A four-year old crafts website was invaded by Islamist terrorists who filled it with hidden files filled with the radical writings of a top aide to Osama bin Laden, including “The International Islamic Resistance Call,” Abu Musab al-Suri’s 1,600-page manifesto advocating jehad, reports The Detroit News.



The website was hacked a year ago by followers of Suri, a Syrian-born Al Qaeda leader, who turned the website into an online reading room for aspiring mujahadeen, the specialists said.



A link to the hidden files on the website was circulated on bulletin boards frequented by Muslim extremists for a year, said Jarret Brachman, director of research at the Combating Terrorism Center at the US Military Academy in West Point, N.Y.

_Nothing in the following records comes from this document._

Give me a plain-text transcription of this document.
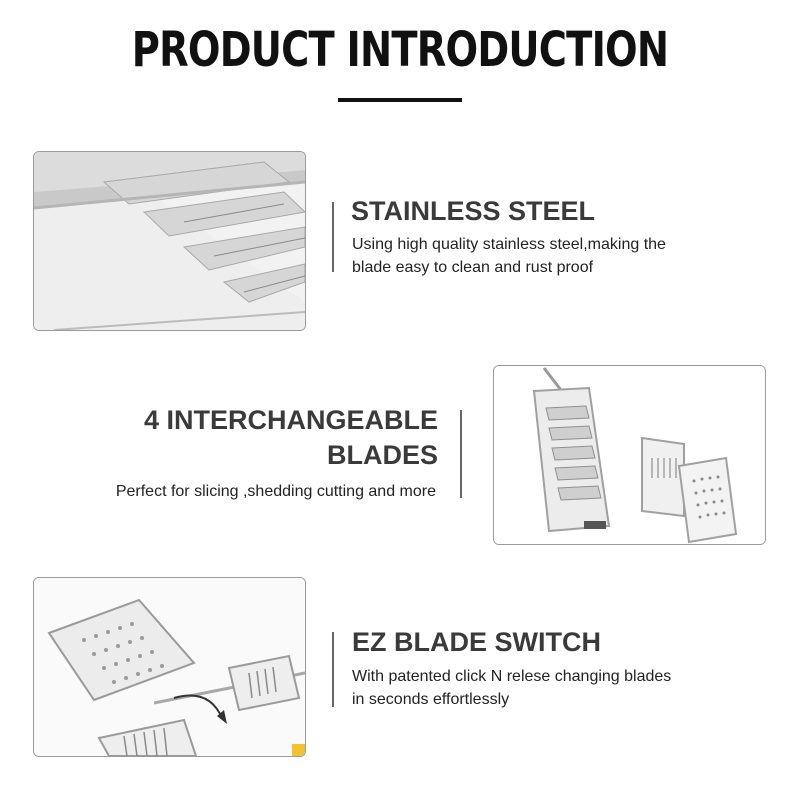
PRODUCT INTRODUCTION
STAINLESS STEEL
Using high quality stainless steel,making the
blade easy to clean and rust proof
4 INTERCHANGEABLE
BLADES
Perfect for slicing ,shedding cutting and more
EZ BLADE SWITCH
With patented click N relese changing blades
in seconds effortlessly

Regular visitors to www.carriagehouseglass.com could never see the hidden material, specialists said. Only visitors who knew the address of the pages inside could access the cache of downloadable Arabic writings, and see the flash animation featuring the Kaaba, the black stone cube that Muslims face when they pray in Mecca.



Brachman and other researchers had been aware of the files, but said the intrusion onto the site was not unusual in the burgeoning world of online Islamic extremism. “This is a very tangential, very peripheral site that only those who are actively following this sort of literature would be accessing,” Brachman said. “It doesn’t cause me alarm: these guys are pests in terms of this stuff,” he said. “This is standard procedure for these guys to post this kind of material.”



Piggybacking on Carriage House Glass, which is password-protected, allowed extremists to avoid using a credit card or other traceable data needed to start a new website, said Rita Katz, director of the Search for International Terrorist Entities in New York. “Of course, it’s a disturbing phenomenon, but we know that Al Qaeda and the jihadist online community is quite sophisticated, and they use our own techniques against us,” Katz said. “It’s disturbing because it could happen to anyone.”



As more terrorist training grounds shut down globally, more extremists are going online, said Steven R. Corman, an Arizona State University professor who has studied the shift.